Prior Omnipod DASH® Users:
Data were available for 3582 previous Omnipod DASH users, showing significant TIR and hypoglycemia improvements after Omnipod 5 initiation.
For children and adolescents median TIR increased from 60.5% to 69.3% with Omnipod 5. Time in hypoglycemia declined from 2.12% to 1.54% for <70mg/dL while time <54 mg/dL declined from 0.32% to 0.27%.
In adults the median TIR increased from 65.1% to 73.3%. Time <70 mg/dL decreased from 2.02% to 1.06%, and time <54 mg/dL declined from 0.27% to 0.18%.
Prior MDI Users:
Data were available for 6525 self-reported MDI users using an average 110mg/dL target glucose. This group also showed favorable outcomes on Omnipod 5.
Overall, their median TIR was 70.8% and time <70mg/dL was 0.96%. The child/adolescent cohort of this group had a median TIR of 68.9% and time below range of 1.15%. For the adult cohort, it was 71.3% and 0.90%, respectively. These results suggest that prior MDI users can be successful on Omnipod 5.
Patients on Medicare and Medicaid:
Similar to the other subgroups, patients with Medicare and Medicaid insurance using an average target glucose of 110mg/dL showed promising outcomes on Omnipod 5.
The Medicaid insurance cohort (n = 1064; median age 21 years) had a median TIR of 62.2% and time <70 mg/dL of 1.12%
The Medicare insurance cohort (n = 1503; median age 67 years) had a median TIR of 72.3% and time <70 mg/dL of 0.91%.
Limitations of this study include exclusion of patients who discontinued Omnipod 5 use within 90 days, self-reported user demographics, the lack of a control group, and the exclusion of off-label use. Overall, the study also has major strengths, such as the large data set and the fact that the automatic data uploads via SIM card or wireless internet minimized selection bias.4 The authors note that “such a sizeable sample provides evidence of Omnipod 5 System use in a more diverse population, including nearly 6,000 users with public health insurance and users that may not be considered typical candidates for AID.”
Key Takeaways
Omnipod 5 was found to be used effectively outside of a clinical setting and achieved outcomes that were comparable to those of the pivotal trial.6 On the population level, patients who used the lowest target glucose also saw the highest TIR outcomes. However, the authors note that the high incidence of young patients and the 40% of adult patients using the customizable glucose targets “emphasizes that having the option to customize glucose targets can be beneficial to optimize outcomes and personalize care.”
Though the authors listed several other studies of real-world evidence for AID, they stressed that there are multiple factors impacting the results of a real-world study, including where the study cohort is from.
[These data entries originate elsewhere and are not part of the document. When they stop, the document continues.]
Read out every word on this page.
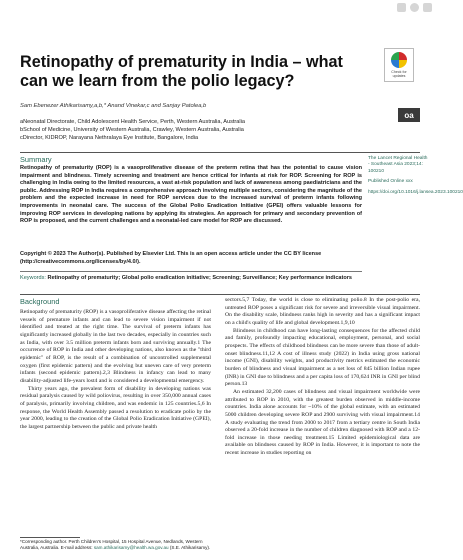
Retinopathy of prematurity in India – what can we learn from the polio legacy?	Check for updates
Sam Ebenezer Athikarisamy,a,b,* Anand Vinekar,c and Sanjay Patolea,b
aNeonatal Directorate, Child Adolescent Health Service, Perth, Western Australia, Australia
bSchool of Medicine, University of Western Australia, Crawley, Western Australia, Australia
cDirector, KIDROP, Narayana Nethralaya Eye Institute, Bangalore, India
oa
Summary
Retinopathy of prematurity (ROP) is a vasoproliferative disease of the preterm retina that has the potential to cause vision impairment and blindness. Timely screening and treatment are hence critical for infants at risk for ROP. Screening for ROP is challenging in India owing to the limited resources, a vast at-risk population and lack of awareness among paediatricians and the public. Addressing ROP in India requires a comprehensive approach involving multiple sectors, considering the magnitude of the problem and the expected increase in need for ROP services due to the increased survival of preterm infants following improvements in neonatal care. The success of the Global Polio Eradication Initiative (GPEI) offers valuable lessons for improving ROP services in developing nations by applying its strategies. An approach for primary and secondary prevention of ROP is proposed, and the current challenges and a neonatal-led care model for ROP are discussed.
The Lancet Regional Health - Southeast Asia 2023;14: 100210
Published Online xxx
https://doi.org/10.1016/j.lansea.2023.100210
Copyright © 2023 The Author(s). Published by Elsevier Ltd. This is an open access article under the CC BY license (http://creativecommons.org/licenses/by/4.0/).
Keywords: Retinopathy of prematurity; Global polio eradication initiative; Screening; Surveillance; Key performance indicators
Background

Retinopathy of prematurity (ROP) is a vasoproliferative disease affecting the retinal vessels of premature infants and can lead to severe vision impairment if not identified and treated at the right time. The survival of preterm infants has significantly increased globally in the last two decades, especially in countries such as India, with over 3.5 million preterm infants born and surviving annually.1 The occurrence of ROP in India and other developing nations, also known as the "third epidemic" of ROP, is the result of a combination of uncontrolled supplemental oxygen (first epidemic pattern) and the evolving but uneven care of very preterm infants (second epidemic pattern).2,3 Blindness in infancy can lead to many disability-adjusted life-years lost4 and is considered a developmental emergency.

Thirty years ago, the prevalent form of disability in developing nations was residual paralysis caused by wild poliovirus, resulting in over 350,000 annual cases of paralysis, primarily involving children, and was endemic in 125 countries.5,6 In response, the World Health Assembly passed a resolution to eradicate polio by the year 2000, leading to the creation of the Global Polio Eradication Initiative (GPEI), the largest partnership between the public and private health

sectors.5,7 Today, the world is close to eliminating polio.8 In the post-polio era, untreated ROP poses a significant risk for severe and irreversible visual impairment. On the disability scale, blindness ranks high in severity and has a significant impact on a child's quality of life and global development.1,9,10

Blindness in childhood can have long-lasting consequences for the affected child and family, profoundly impacting educational, employment, personal, and social prospects. The effects of childhood blindness can be more severe than those of adult-onset blindness.11,12 A cost of illness study (2022) in India using gross national income (GNI), disability weights, and productivity metrics estimated the economic burden of blindness and visual impairment as a net loss of 845 billion Indian rupee (INR) in GNI due to blindness and a per capita loss of 170,624 INR in GNI per blind person.13

An estimated 32,200 cases of blindness and visual impairment worldwide were attributed to ROP in 2010, with the greatest burden observed in middle-income countries. India alone accounts for ~10% of the global estimate, with an estimated 5000 children developing severe ROP and 2900 surviving with visual impairment.14 A study evaluating the trend from 2000 to 2017 from a tertiary centre in South India observed a 20-fold increase in the number of children diagnosed with ROP and a 12-fold increase in those needing treatment.15 Limited epidemiological data are available on blindness caused by ROP in India. However, it is important to note the recent increase in studies reporting on

*Corresponding author. Perth Children's Hospital, 15 Hospital Avenue, Nedlands, Western Australia, Australia. E-mail address: sam.athikarisamy@health.wa.gov.au (S.E. Athikarisamy).
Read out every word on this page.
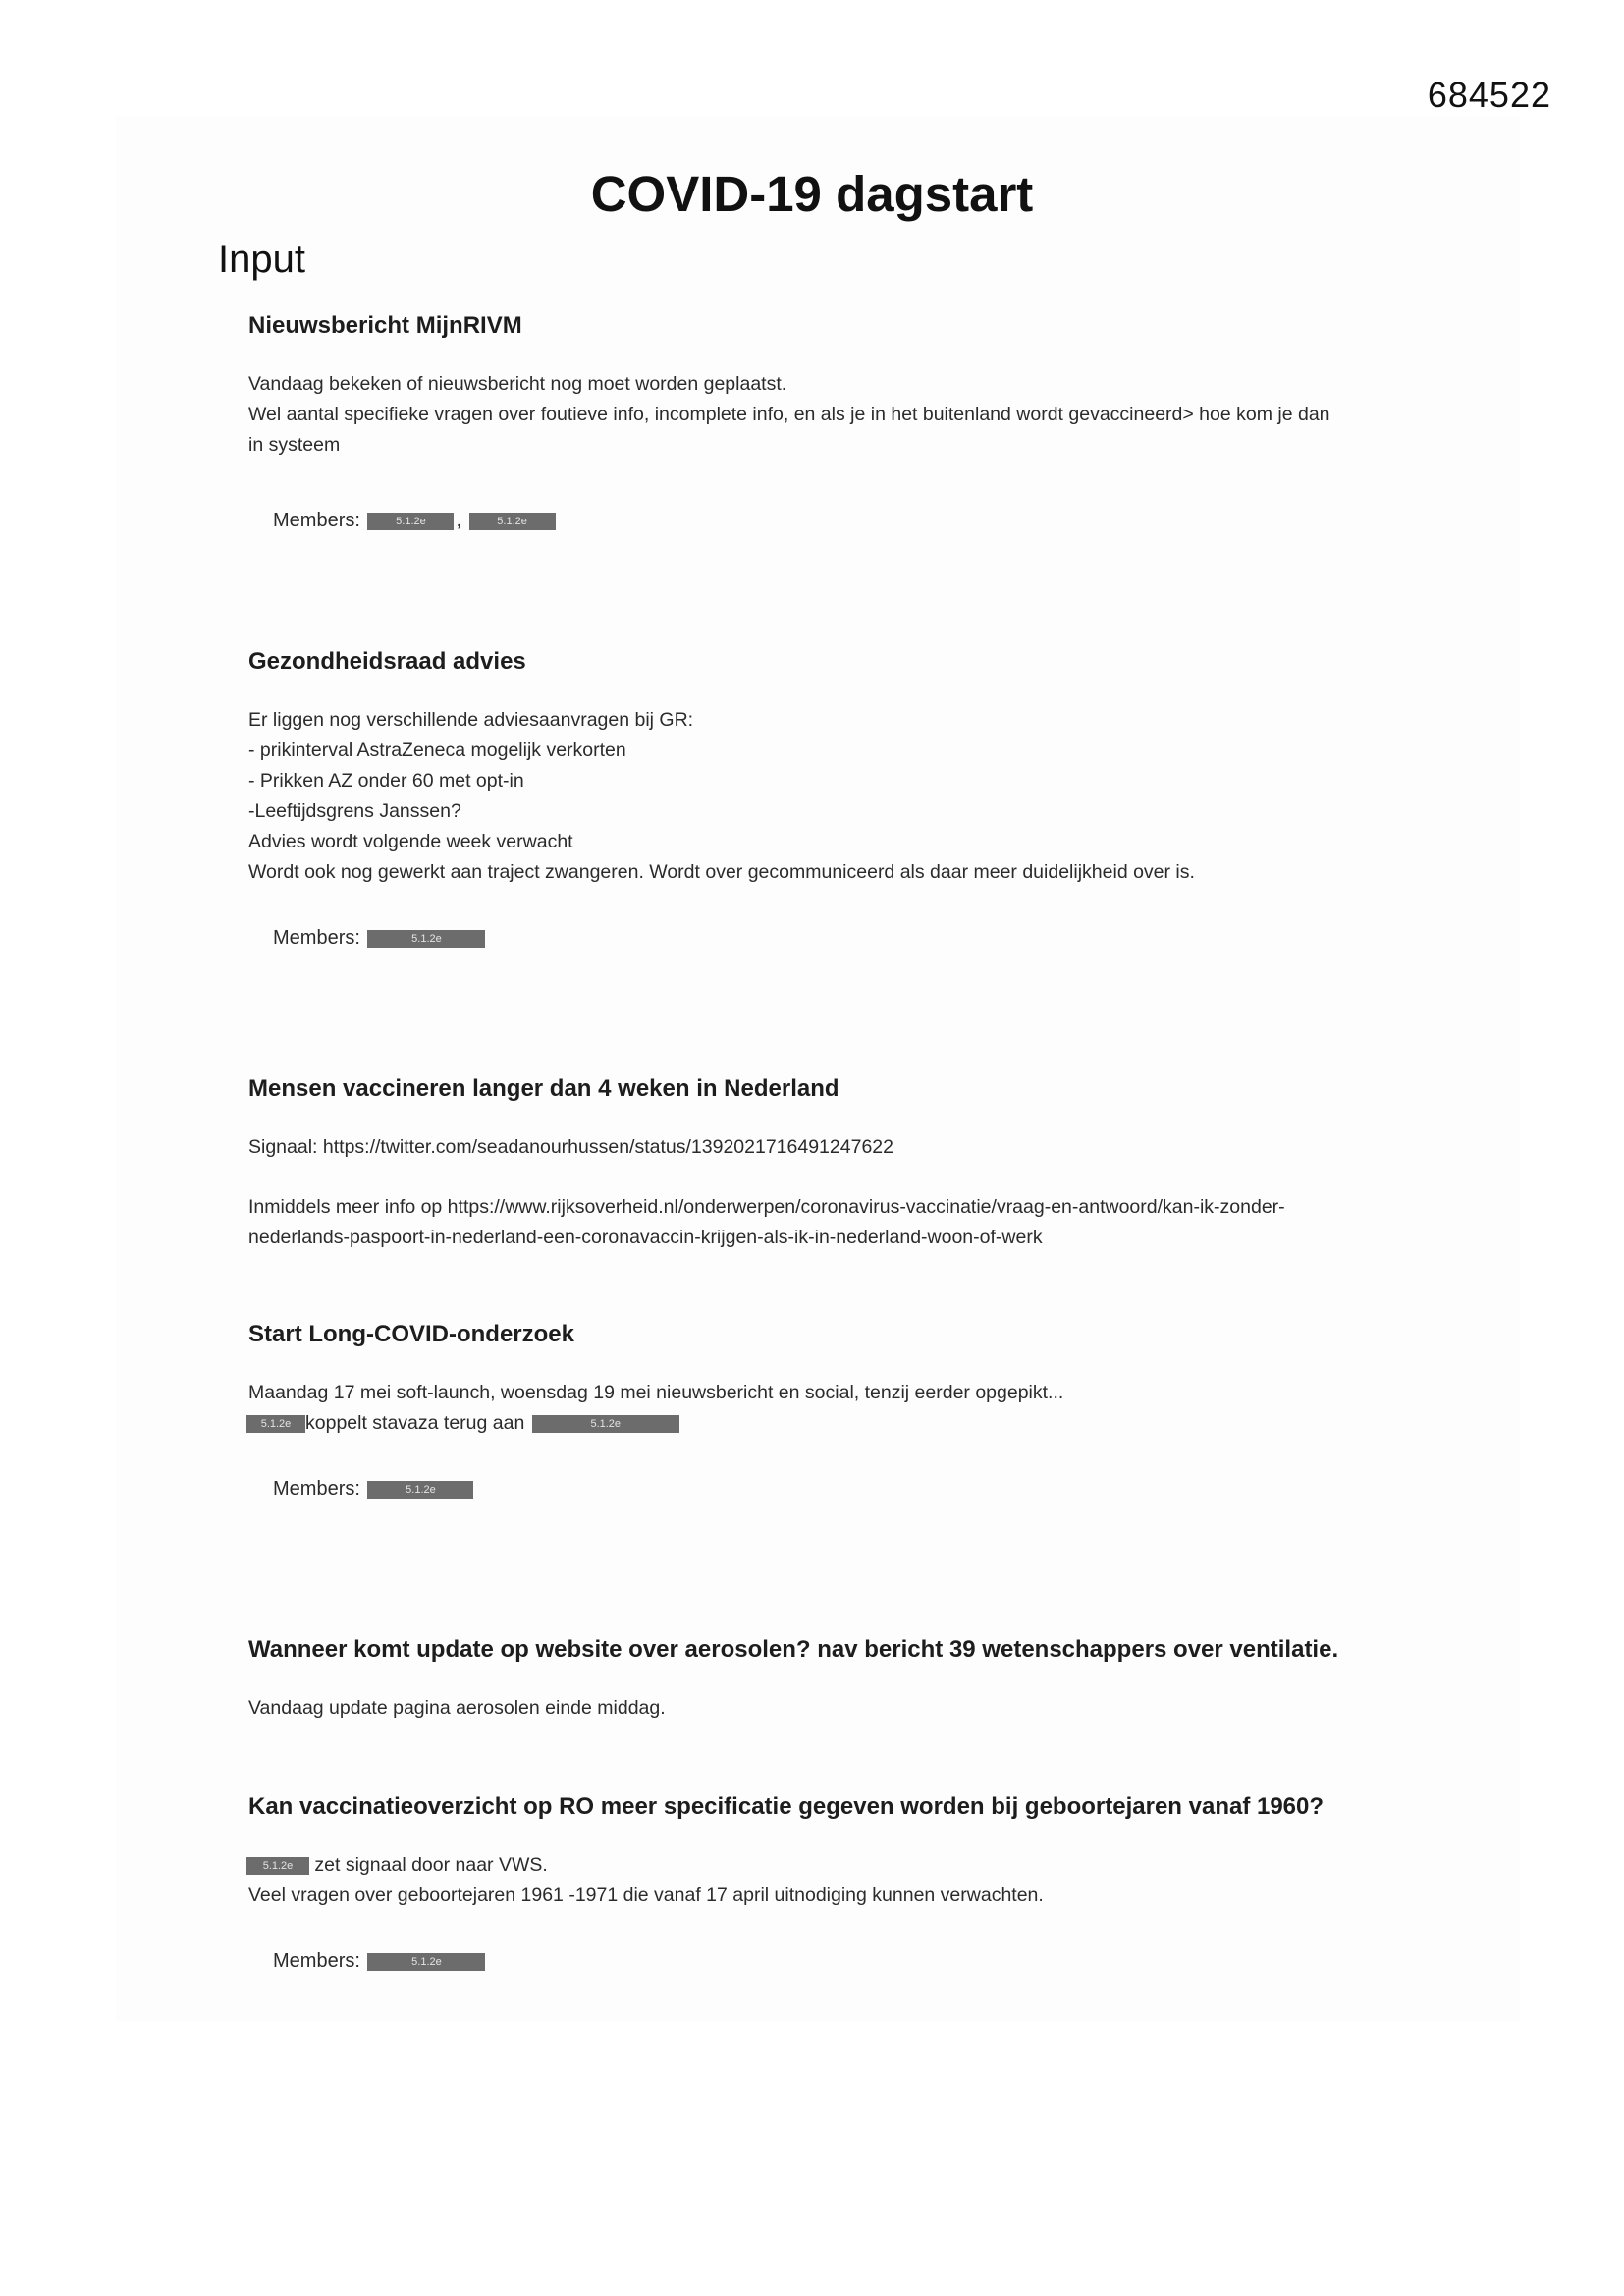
684522
COVID-19 dagstart
Input

Nieuwsbericht MijnRIVM

Vandaag bekeken of nieuwsbericht nog moet worden geplaatst.
Wel aantal specifieke vragen over foutieve info, incomplete info, en als je in het buitenland wordt gevaccineerd> hoe kom je dan
in systeem

Members:	5.1.2e ,	5.1.2e

Gezondheidsraad advies

Er liggen nog verschillende adviesaanvragen bij GR:
- prikinterval AstraZeneca mogelijk verkorten
- Prikken AZ onder 60 met opt-in
-Leeftijdsgrens Janssen?
Advies wordt volgende week verwacht
Wordt ook nog gewerkt aan traject zwangeren. Wordt over gecommuniceerd als daar meer duidelijkheid over is.

Members:	5.1.2e

Mensen vaccineren langer dan 4 weken in Nederland

Signaal: https://twitter.com/seadanourhussen/status/1392021716491247622

Inmiddels meer info op https://www.rijksoverheid.nl/onderwerpen/coronavirus-vaccinatie/vraag-en-antwoord/kan-ik-zonder-
nederlands-paspoort-in-nederland-een-coronavaccin-krijgen-als-ik-in-nederland-woon-of-werk

Start Long-COVID-onderzoek

Maandag 17 mei soft-launch, woensdag 19 mei nieuwsbericht en social, tenzij eerder opgepikt...
5.1.2e koppelt stavaza terug aan	5.1.2e

Members:	5.1.2e

Wanneer komt update op website over aerosolen? nav bericht 39 wetenschappers over ventilatie.

Vandaag update pagina aerosolen einde middag.

Kan vaccinatieoverzicht op RO meer specificatie gegeven worden bij geboortejaren vanaf 1960?

5.1.2e zet signaal door naar VWS.
Veel vragen over geboortejaren 1961 -1971 die vanaf 17 april uitnodiging kunnen verwachten.

Members:	5.1.2e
For example, “national registry data have demonstrated people with T1D in the US have higher HbA1c levels on average compared to people with T1D across Europe.”7 Due to these confounding variables, the authors caution comparing real-world evidence outcomes between studies.
Finally, the authors write that “future investigations can help understand the challenges faced by users who are not achieving consensus targets, the underlying differences between those with and without sufficient data, and reasons for attrition.”